Vous nous montrez une Égypte et une communauté -les chrétiens coptes-, méconnues, très éloignées du Caire.

Ayman : Je dois dire que beaucoup des Égyptiens vivant au Caire et à Alexandrie ne connaissent pas eux-mêmes cette communauté et cette région. Ils ne voient aucun film se déroulant en dehors de la capitale. La majorité des films égyptiens commerciaux actuels ne se contentent pas seulement de se dérouler exclusivement au Caire, mais aussi de prendre comme héros des membres des classes aisées, dont le mode de vie ne correspond qu’à environ 10 % de la population égyptienne. Je n’ai souvenir d’aucun film récent se déroulant dans le sud du pays, avec des coptes comme personnages principaux. Cette question de représentation était centrale dans notre projet. Nous avons fait ce film pour donner une voix à ces gens. Parce que je pense qu’un des droits humains les plus fondamentaux est le droit d’être vu et de pouvoir se voir soi-même sur un écran.

Nada : C’est aussi pour cela qu’il était très important pour nous de sortir le film en salles en Égypte.

Tout au long de votre film, vous accordez une grande importance à l’espace. La première phrase prononcée est d’ailleurs celle de Magda, la leader de cette troupe de théâtre : « Utilisez tout l’espace ! », qui sonne presque comme un slogan politique.

Ayman : Les filles vivent dans un village très peuplé, où elles n’ont aucune intimité dans leurs maisons, qui sont toutes extrêmement proches les unes des autres. Dans bien des villages, les femmes n’ont que très peu accès aux espaces publics, tous accaparés par les hommes.

Nada : En particulier dans le sud, les femmes n’occupent l’espace public que pour aller d’un point A à un point B, très rarement pour simplement flâner dans la rue. Les hommes à l’inverse peuvent s’y prélasser, jouer au backgammon, au foot… Notre film permet de comprendre qu’une des raisons du courage de ces filles est que ce petit espace théâtral est le seul qui leur est propre. Elles y sont ensemble, et cela leur donne un pouvoir, une autonomie extraordinaire.

 

Votre présence, et celle de votre caméra, ont-elles modifié le comportement de vos personnages, notamment lors des scènes de conflits avec les frères et les fiancés ?

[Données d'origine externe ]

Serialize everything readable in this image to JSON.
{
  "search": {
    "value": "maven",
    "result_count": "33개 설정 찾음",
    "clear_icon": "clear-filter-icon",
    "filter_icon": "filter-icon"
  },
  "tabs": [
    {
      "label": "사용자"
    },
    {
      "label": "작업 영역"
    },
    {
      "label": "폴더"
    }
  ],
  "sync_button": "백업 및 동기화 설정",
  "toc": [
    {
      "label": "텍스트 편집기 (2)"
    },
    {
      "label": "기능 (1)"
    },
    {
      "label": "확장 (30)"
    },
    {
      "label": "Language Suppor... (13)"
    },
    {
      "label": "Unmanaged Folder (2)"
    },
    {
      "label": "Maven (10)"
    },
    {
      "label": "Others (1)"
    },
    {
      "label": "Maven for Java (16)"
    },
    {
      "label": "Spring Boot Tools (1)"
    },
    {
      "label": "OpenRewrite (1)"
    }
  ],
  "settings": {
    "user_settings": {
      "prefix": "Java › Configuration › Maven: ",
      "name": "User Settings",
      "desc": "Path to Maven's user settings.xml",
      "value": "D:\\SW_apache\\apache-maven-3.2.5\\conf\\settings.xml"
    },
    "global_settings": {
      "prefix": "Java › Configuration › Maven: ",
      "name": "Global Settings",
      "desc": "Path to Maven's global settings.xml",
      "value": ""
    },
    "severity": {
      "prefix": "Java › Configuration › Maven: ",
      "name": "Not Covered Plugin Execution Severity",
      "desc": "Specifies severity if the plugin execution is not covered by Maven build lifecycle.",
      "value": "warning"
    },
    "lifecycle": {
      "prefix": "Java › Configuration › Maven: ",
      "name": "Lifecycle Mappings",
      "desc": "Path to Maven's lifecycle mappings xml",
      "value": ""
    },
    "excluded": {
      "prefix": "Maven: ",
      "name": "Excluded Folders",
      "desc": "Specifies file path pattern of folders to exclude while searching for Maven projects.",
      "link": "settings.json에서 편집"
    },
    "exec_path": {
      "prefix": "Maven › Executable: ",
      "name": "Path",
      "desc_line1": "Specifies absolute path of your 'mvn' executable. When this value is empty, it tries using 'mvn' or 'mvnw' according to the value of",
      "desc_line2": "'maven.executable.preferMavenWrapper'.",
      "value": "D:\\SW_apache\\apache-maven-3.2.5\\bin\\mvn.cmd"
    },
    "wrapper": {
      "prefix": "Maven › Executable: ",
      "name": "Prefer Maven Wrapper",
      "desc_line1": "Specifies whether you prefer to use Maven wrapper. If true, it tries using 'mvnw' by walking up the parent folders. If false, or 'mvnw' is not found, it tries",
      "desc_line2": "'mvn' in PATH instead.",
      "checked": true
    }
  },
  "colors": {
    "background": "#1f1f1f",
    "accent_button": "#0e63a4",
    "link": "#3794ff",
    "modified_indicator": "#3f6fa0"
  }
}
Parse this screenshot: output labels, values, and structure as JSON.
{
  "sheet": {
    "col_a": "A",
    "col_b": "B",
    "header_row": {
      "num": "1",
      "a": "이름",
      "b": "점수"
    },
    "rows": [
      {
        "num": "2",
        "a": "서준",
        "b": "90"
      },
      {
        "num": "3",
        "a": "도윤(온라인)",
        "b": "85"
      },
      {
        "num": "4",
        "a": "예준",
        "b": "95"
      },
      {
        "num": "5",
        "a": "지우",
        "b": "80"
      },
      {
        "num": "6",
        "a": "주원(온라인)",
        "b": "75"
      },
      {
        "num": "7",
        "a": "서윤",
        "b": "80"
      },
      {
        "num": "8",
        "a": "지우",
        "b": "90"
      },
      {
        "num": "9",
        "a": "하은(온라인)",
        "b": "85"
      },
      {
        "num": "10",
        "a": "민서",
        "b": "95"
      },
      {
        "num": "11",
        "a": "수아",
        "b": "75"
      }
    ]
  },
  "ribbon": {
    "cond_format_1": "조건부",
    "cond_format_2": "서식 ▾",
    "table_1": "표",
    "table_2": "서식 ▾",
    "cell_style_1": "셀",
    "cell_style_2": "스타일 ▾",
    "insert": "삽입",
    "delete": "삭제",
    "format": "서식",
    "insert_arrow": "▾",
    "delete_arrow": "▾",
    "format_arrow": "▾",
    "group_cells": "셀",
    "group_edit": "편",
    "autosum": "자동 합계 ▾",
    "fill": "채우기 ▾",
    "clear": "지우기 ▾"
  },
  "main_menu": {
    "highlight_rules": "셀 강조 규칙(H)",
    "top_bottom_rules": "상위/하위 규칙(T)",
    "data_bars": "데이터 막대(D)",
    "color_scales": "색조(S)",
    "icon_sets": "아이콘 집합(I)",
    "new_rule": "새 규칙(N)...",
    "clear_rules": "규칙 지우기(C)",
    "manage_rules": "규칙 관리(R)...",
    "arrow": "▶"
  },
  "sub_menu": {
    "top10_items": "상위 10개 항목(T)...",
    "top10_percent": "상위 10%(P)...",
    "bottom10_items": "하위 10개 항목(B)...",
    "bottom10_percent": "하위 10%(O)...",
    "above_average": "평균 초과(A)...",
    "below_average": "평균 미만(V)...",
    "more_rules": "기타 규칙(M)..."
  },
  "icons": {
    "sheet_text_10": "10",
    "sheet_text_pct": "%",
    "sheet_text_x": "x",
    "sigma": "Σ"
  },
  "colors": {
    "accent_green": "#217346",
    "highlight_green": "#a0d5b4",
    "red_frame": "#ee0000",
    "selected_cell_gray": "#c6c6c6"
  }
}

Ayman : À partir de 2019, nous venions tous les mois dans le village. Pour filmer ou simplement passer du temps avec les gens, au café avec les hommes, dans les maisons avec les femmes… Nous devions être là, sur place, à faire corps avec la communauté, pour ne pas être des étrangers. Nous avons beaucoup tourné, et au début, tout le monde était très conscient de la présence de la caméra : ils la regardaient, ils nous parlaient… Nous n’avons quasiment rien utilisé de la première année de tournage. Mais petit à petit, chacun a commencé à s’habituer à notre présence, et c’est naturellement que nous avons réussi à trouver notre place sans interférer ou entraver leur routine quotidienne. À l’approche de la fin du tournage, nous connaissions si bien les filles et leur entourage que nous savions anticiper certaines situations, pour le meilleur et pour le pire. Avant la scène entre Haidi et son fiancé par exemple, nous avions été témoin dans la foulée d’une forte altercation, comme souvent entre eux après chaque représentation. Nous savions que quelque chose allait se passer.

 

Aviez-vous également anticipé la très belle et surprenante scène entre Haidi et son père ?

Ayman : Cette scène est l’exemple parfait de la relation que nous avions établi avec cette famille, et plus particulièrement avec le père. Il a toujours été très solidaire de sa fille et de ses projets. Il voulait qu’elle continue à jouer et à exprimer ses idées haut et fort. Et soudain, elle est tombée amoureuse de ce garçon, qui voulait qu’elle ne fasse rien d’autre que de rester à la maison. Le père était très gentil, très prévenant, et voulait donner son avis à Haidi sans la blesser pour autant. Mais il ne savait pas comment faire. Nous avions déjà assisté à des prises de bec entre eux sur ce sujet, mais ce jour-là, il nous a demandé de venir, parce qu’il pensait que la caméra lui donnerait du courage et une forme d’autorité, et pourrait l’aider à mieux exprimer sa pensée et ses inquiétudes. D’autant que Haidi est très têtue, et elle ne voulait écouter personne à cette époque. Cette scène a été beaucoup plus longue que ce que l’on en voit. À l’écran, elle dure six ou sept minutes, mais elle a en réalité duré plus de deux heures ! Nous nous sommes contentés d’en être les témoins. C’est ainsi que nous avons tourné tout le film, dans cette atmosphère de confiance mutuelle. Surtout, une scène comme celle-ci m’a beaucoup donné à réfléchir autant sur la puissance du cinéma que sur ses limites.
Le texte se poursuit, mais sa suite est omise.